Class VortexDataWriterFactory

java.lang.Object
dev.vortex.spark.write.VortexDataWriterFactory
All Implemented Interfaces:
Serializable, org.apache.spark.sql.connector.write.DataWriterFactory

public final class VortexDataWriterFactory extends Object implements org.apache.spark.sql.connector.write.DataWriterFactory, Serializable
Factory for creating VortexDataWriter instances on Spark executors.

This factory is serialized and sent to executors where it creates data writers for each task. When partition transforms are specified, it creates partitioned writers that organize output into Hive-style partition directories.

See Also:
  • Method Details

    • createWriter

      public org.apache.spark.sql.connector.write.DataWriter<org.apache.spark.sql.catalyst.InternalRow> createWriter(int partitionId, long taskId)
      Creates a new data writer for a specific partition and task.
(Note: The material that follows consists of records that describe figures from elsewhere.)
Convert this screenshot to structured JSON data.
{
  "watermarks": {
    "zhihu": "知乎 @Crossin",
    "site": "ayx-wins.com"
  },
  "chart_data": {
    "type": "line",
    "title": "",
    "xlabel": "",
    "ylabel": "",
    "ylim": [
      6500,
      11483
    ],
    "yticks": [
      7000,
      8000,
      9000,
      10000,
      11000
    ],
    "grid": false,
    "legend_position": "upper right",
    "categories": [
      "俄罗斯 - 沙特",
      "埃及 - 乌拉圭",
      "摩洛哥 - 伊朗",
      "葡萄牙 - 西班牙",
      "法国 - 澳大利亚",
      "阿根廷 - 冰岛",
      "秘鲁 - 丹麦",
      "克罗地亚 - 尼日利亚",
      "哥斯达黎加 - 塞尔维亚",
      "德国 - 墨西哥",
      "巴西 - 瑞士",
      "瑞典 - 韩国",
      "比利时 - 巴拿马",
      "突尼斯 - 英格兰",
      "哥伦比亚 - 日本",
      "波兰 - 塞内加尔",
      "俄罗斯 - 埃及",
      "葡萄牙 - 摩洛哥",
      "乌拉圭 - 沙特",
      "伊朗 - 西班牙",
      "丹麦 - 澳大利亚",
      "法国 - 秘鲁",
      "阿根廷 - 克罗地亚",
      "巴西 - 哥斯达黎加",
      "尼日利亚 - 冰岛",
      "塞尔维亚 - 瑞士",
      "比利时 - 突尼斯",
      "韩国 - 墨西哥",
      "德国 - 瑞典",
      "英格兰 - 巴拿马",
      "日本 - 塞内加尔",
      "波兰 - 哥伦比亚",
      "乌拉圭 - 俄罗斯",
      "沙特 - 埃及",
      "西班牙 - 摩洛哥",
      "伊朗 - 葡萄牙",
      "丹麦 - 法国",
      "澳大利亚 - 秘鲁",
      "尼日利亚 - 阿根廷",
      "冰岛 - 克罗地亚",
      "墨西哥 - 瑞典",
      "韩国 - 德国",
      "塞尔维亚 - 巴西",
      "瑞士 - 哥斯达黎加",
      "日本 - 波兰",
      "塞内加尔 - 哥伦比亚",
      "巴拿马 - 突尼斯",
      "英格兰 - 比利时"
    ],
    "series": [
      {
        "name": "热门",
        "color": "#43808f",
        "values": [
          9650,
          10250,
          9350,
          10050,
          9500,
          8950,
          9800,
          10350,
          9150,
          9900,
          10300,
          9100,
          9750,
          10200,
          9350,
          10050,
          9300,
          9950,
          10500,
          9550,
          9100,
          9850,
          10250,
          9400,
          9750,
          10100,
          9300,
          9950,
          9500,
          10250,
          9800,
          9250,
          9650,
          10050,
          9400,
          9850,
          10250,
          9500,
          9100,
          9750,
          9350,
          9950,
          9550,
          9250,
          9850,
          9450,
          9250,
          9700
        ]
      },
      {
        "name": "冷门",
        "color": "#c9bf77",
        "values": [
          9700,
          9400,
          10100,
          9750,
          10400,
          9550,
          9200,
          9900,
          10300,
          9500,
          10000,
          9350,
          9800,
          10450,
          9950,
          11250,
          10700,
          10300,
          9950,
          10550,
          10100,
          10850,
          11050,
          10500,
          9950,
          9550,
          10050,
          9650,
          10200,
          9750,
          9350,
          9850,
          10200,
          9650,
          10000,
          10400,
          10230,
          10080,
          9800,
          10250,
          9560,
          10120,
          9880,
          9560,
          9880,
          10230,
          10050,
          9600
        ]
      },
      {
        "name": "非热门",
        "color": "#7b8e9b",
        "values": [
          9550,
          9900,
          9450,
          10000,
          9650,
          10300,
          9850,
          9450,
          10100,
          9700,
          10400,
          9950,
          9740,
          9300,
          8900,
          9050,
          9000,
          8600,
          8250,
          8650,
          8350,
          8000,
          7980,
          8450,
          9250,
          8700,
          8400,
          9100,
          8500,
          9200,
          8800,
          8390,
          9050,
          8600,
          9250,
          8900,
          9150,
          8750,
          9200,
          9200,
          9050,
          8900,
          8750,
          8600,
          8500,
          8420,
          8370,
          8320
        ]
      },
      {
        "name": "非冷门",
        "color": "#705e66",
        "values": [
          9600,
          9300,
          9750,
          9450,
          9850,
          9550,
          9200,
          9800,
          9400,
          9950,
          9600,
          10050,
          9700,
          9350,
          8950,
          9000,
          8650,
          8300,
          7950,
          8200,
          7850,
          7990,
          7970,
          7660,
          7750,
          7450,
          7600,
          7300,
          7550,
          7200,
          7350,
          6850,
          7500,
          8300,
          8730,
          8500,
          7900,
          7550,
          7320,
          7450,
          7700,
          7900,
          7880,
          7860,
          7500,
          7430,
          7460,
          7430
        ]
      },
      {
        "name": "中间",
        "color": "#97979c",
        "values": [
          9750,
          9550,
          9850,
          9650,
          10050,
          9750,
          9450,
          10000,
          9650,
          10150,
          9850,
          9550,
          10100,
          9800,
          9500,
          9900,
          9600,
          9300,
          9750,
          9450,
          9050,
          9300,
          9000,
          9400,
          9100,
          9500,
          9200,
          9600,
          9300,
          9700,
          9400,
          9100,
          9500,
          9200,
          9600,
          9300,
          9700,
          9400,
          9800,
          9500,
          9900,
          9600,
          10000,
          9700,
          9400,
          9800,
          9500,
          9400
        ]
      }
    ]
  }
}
      Each task writes its data to a separate Vortex file to avoid conflicts. When partition transforms are configured, returns a PartitionedVortexDataWriter that creates Hive-style partition directories.

      Specified by:
      createWriter in interface org.apache.spark.sql.connector.write.DataWriterFactory
      Parameters:
      partitionId - the partition ID
      taskId - the task ID
      Returns:
      a new DataWriter instance